Kondisi sosial masyarakat Eropa kembali panas dan berpotensi mengganggu perekonomian mereka.
Hal ini disebabkan oleh tingkat kepercayaan investor yang hendak menanamkan modal di Negara tersebut.
Selain itu ketidakstabilan politik juga mengancam pertahanan dan keamanan yang rentan dengan perebutan kekuasaan.
Kondisi tersebut terjadi di Negara Georgia yang saat ini sedang memanas dengan berbagai protes.
Gerakan unjuk rasa besar-besaran terjadi di dalam Negeri Kaukasus itu untuk menyampaikan aspirasi mereka.
Celakanya sikap kepolisian yang mengambil tindakan tegas kepada pengunjuk rasa justru mengundang konflik.
Melansir The Guardian, Kamis (2/5/2024), para pendemo menyuarakan ditariknya rancangan undang-undang yang disebut sebagai aturan “agen asing”.
Bahkan menurut pemikiran para kritikus, undang-undang ini sangat diwarnai pandangan anti-demokrasi dan terinspirasi oleh Rusia.
Pasukan keamanan dikabarkan menggunakan meriam air, gas air mata, dan granat kejut terhadap demonstran pada Selasa malam.

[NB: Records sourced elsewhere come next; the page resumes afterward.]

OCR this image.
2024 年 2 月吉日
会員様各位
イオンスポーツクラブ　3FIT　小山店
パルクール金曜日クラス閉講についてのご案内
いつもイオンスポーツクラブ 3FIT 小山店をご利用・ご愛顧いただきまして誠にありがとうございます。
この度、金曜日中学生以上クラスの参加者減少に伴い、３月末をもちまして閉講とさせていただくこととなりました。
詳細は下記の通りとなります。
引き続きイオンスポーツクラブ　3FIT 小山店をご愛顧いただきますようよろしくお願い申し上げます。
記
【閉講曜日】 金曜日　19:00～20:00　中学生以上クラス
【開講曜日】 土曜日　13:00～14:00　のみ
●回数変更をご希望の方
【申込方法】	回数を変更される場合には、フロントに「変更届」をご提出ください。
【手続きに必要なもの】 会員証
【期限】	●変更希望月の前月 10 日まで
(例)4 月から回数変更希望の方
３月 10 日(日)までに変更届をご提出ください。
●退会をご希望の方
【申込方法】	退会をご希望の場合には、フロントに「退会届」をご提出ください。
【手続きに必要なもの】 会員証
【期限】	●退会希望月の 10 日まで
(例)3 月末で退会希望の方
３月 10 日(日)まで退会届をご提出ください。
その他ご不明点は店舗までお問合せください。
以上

Tindakan aparat kepolisian yang brutal tersebut memicu kritik dari kelompok hak asasi manusia.
Tercatat enam puluh tiga (63) pengunjuk rasa ditahan, menurut kementerian dalam negeri Georgia.
Tidak hanya itu, ada banyak laporan mengenai kekerasan polisi, termasuk terhadap jurnalis.
Aksi polisi semakin dihujat setelah ketua oposisi utama Gerakan Nasional Bersatu, Levan Khabeishvili, dipukuli.
Dilansir dari CNBC Indonesia yang berada di Tbilisi mereka menulis dan mengungkapkan bahwa.
Aksi demonstrasi lanjutan dimulai pada pukul 21.00 waktu setempat dan berakhir sebelum dini hari.
Komposisi para demonstran didominasi oleh anak muda yang banyak membawa bendera Georgia.
Namun tensi demonstrasi sedikit mereda dibandingkan dengan hari-hari sebelumnya.
di mana pada waktu itu terjadi bentrokan keras antara pendemo dengan aparat keamanan.
Seperti diketahui bahwa ribuan warga Georgia melakukan demonstrasi setiap malam sejak 17 April.
Dimana hari itu merupakan hari ketika parlemen menyetujui pembahasan pertama rancangan Undang-undang “agen asing” yang dianggap kontroversial.
Bahkan rancangan tersebut disebut sebagai “undang-undang Rusia”, oleh para kritikus.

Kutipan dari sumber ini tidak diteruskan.